Vamos ver um exemplo de aplicação desse modelo? Utilizaremos, para contextualizar, uma análise da efetividade das ações de controle da dengue no município de Uberlândia-MG feita com o auxílio da matriz FPEEEA. Cada relação da cadeia de produção/efeito ambiental e humano pode ser caracterizado com indicadores que irão nortear as pressões, a situação do problema, a exposição e os efeitos nas comunidades humanas (ARANTES; PEREIRA, 2017).

Figura 15 - Modelo FPSEEA de construção de indicadores de saúde ambiental envolvendo o controle da dengue
adaptado de Arantes e Pereira (2017).

Nessa Figura, podemos perceber alguns indicadores relacionados à problemática dos resíduos. Esses indicadores foram organizados por tópico de acordo com o modelo FPSEEA em uma cadeia de eventos que culmina com efeitos negativos na comunidade. Em resposta a esses tópicos, ações são pensadas para mitigar ou bloquear os eventos deletérios antes dos efeitos cumulativos nos indivíduos. Trabalhador estudante, percebe como a solução de um problema crônico nos centros urbanos (acúmulo de lixo hospitalar) pode ser resolvido de forma estruturada? Fica muito mais fácil pensar um problema quando organizamos os passos que o geraram e trabalhamos em cima de cada um deles!

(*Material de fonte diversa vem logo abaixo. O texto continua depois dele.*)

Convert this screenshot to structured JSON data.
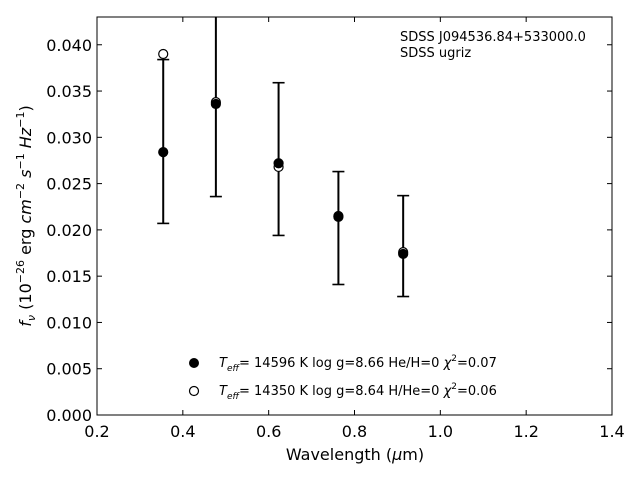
{
  "chart_data": {
    "type": "scatter",
    "annotations": [
      "SDSS J094536.84+533000.0",
      "SDSS ugriz"
    ],
    "xlabel": "Wavelength (μm)",
    "ylabel": "f_ν (10^-26 erg cm^-2 s^-1 Hz^-1)",
    "xlim": [
      0.2,
      1.4
    ],
    "ylim": [
      0.0,
      0.043
    ],
    "x_ticks": [
      0.2,
      0.4,
      0.6,
      0.8,
      1.0,
      1.2,
      1.4
    ],
    "x_tick_labels": [
      "0.2",
      "0.4",
      "0.6",
      "0.8",
      "1.0",
      "1.2",
      "1.4"
    ],
    "y_ticks": [
      0.0,
      0.005,
      0.01,
      0.015,
      0.02,
      0.025,
      0.03,
      0.035,
      0.04
    ],
    "y_tick_labels": [
      "0.000",
      "0.005",
      "0.010",
      "0.015",
      "0.020",
      "0.025",
      "0.030",
      "0.035",
      "0.040"
    ],
    "grid": false,
    "legend_position": "bottom-center",
    "observed": {
      "x": [
        0.3543,
        0.477,
        0.6231,
        0.7625,
        0.9134
      ],
      "y": [
        0.0284,
        0.0336,
        0.0271,
        0.0213,
        0.0173
      ],
      "yerr_low": [
        0.0207,
        0.0236,
        0.0194,
        0.0141,
        0.0128
      ],
      "yerr_high": [
        0.0384,
        0.0432,
        0.0359,
        0.0263,
        0.0237
      ]
    },
    "series": [
      {
        "name": "Teff= 14596 K  log g=8.66  He/H=0  χ2=0.07",
        "label_parts": {
          "t": "T",
          "sub": "eff",
          "rest": "= 14596 K  log g=8.66  He/H=0  ",
          "chi": "χ",
          "sup": "2",
          "chi_val": "=0.07"
        },
        "marker": "filled-circle",
        "x": [
          0.3543,
          0.477,
          0.6231,
          0.7625,
          0.9134
        ],
        "y": [
          0.0284,
          0.0336,
          0.0272,
          0.0214,
          0.0174
        ]
      },
      {
        "name": "Teff= 14350 K  log g=8.64  H/He=0  χ2=0.06",
        "label_parts": {
          "t": "T",
          "sub": "eff",
          "rest": "= 14350 K  log g=8.64  H/He=0  ",
          "chi": "χ",
          "sup": "2",
          "chi_val": "=0.06"
        },
        "marker": "open-circle",
        "x": [
          0.3543,
          0.477,
          0.6231,
          0.7625,
          0.9134
        ],
        "y": [
          0.039,
          0.0338,
          0.0268,
          0.0215,
          0.0176
        ]
      }
    ],
    "colors": {
      "marker": "#000000",
      "axes": "#000000",
      "background": "#ffffff"
    }
  }
}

Vigilância Ambiental e fatores de risco biológico para arboviroses

A vigilância de fatores de risco biológico para arboviroses está relacionada com o controle ou a eliminação dos mosquitos vetores, principalmente. A seguir, explicitamos algumas arboviroses de maior preocupação epidemiológica no país, seus agentes transmissores (vetores) e os agentes etiológicos (causadores da doença).

Figura 16 - Esquema de vigilância de fatores biológicos
adaptado de Brasil (2002).

Entre as ações de controle de vetores no território, a vigilância em saúde deve atuar na identificação dos transmissores e dos criadouros dos vetores e nas rotas de transmissão da doença. Para exemplificar, trazemos duas ações da vigilância ambiental realizadas quando registrada suspeita de febre amarela em uma comunidade:

- Visitas domiciliares em áreas de borda (300 ou 400 metros a partir da mata) para realizar ações de comunicação e educação em saúde e manejo de criadouros envolvendo eliminação e/ou proteção e tratamento focal, quando necessário. Estas ações devem ser realizadas semanalmente com a participação da população e dos profissionais de saúde para interromper o ciclo do mosquito vetor (Aedes aegypti) na área urbana;

- Recomenda-se a aplicação de adulticida (inseticida que atua na forma adulta do mosquito) nas áreas de borda. Caso tenha equipamento e pessoal suficiente, o município deverá avaliar a possibilidade de aplicação intradomiciliar de inseticida nas residências vizinhas à mata.

Essas informações adicionais podem ser consultadas no Guia de Vigilância em Saúde (BRASIL, 2019b), material bastante rico disponível na Internet. Para mais detalhes sobre a vigilância e controle de vetores, consulte a Unidade 3 deste módulo!

Doenças como zika, chikungunya, dengue e febre amarela apresentam grande complexidade dentro do ambiente antrópico, tornando essencial repensar a estratégia de controle dessas doenças. O mecanismo da doença requer a adoção de políticas integradas entre diversos setores, e as ações de controle no território tornam-se mais efetivas com o mapeamento de áreas de risco.

Pode-se alcançar esse mapeamento utilizando a vigilância entomológica (priorizar locais que apresentam grande quantidade de criadouros de mosquitos vetores; levantamento rápido do índice de infestação predial), a vigilância epidemiológica (produzir dados sobre incidência e prevalência dessas doenças e do impacto das ações de controle), a interação com a rede de laboratórios de saúde pública e a inter-relação com ações de saneamento (MEDRONHO, 2006).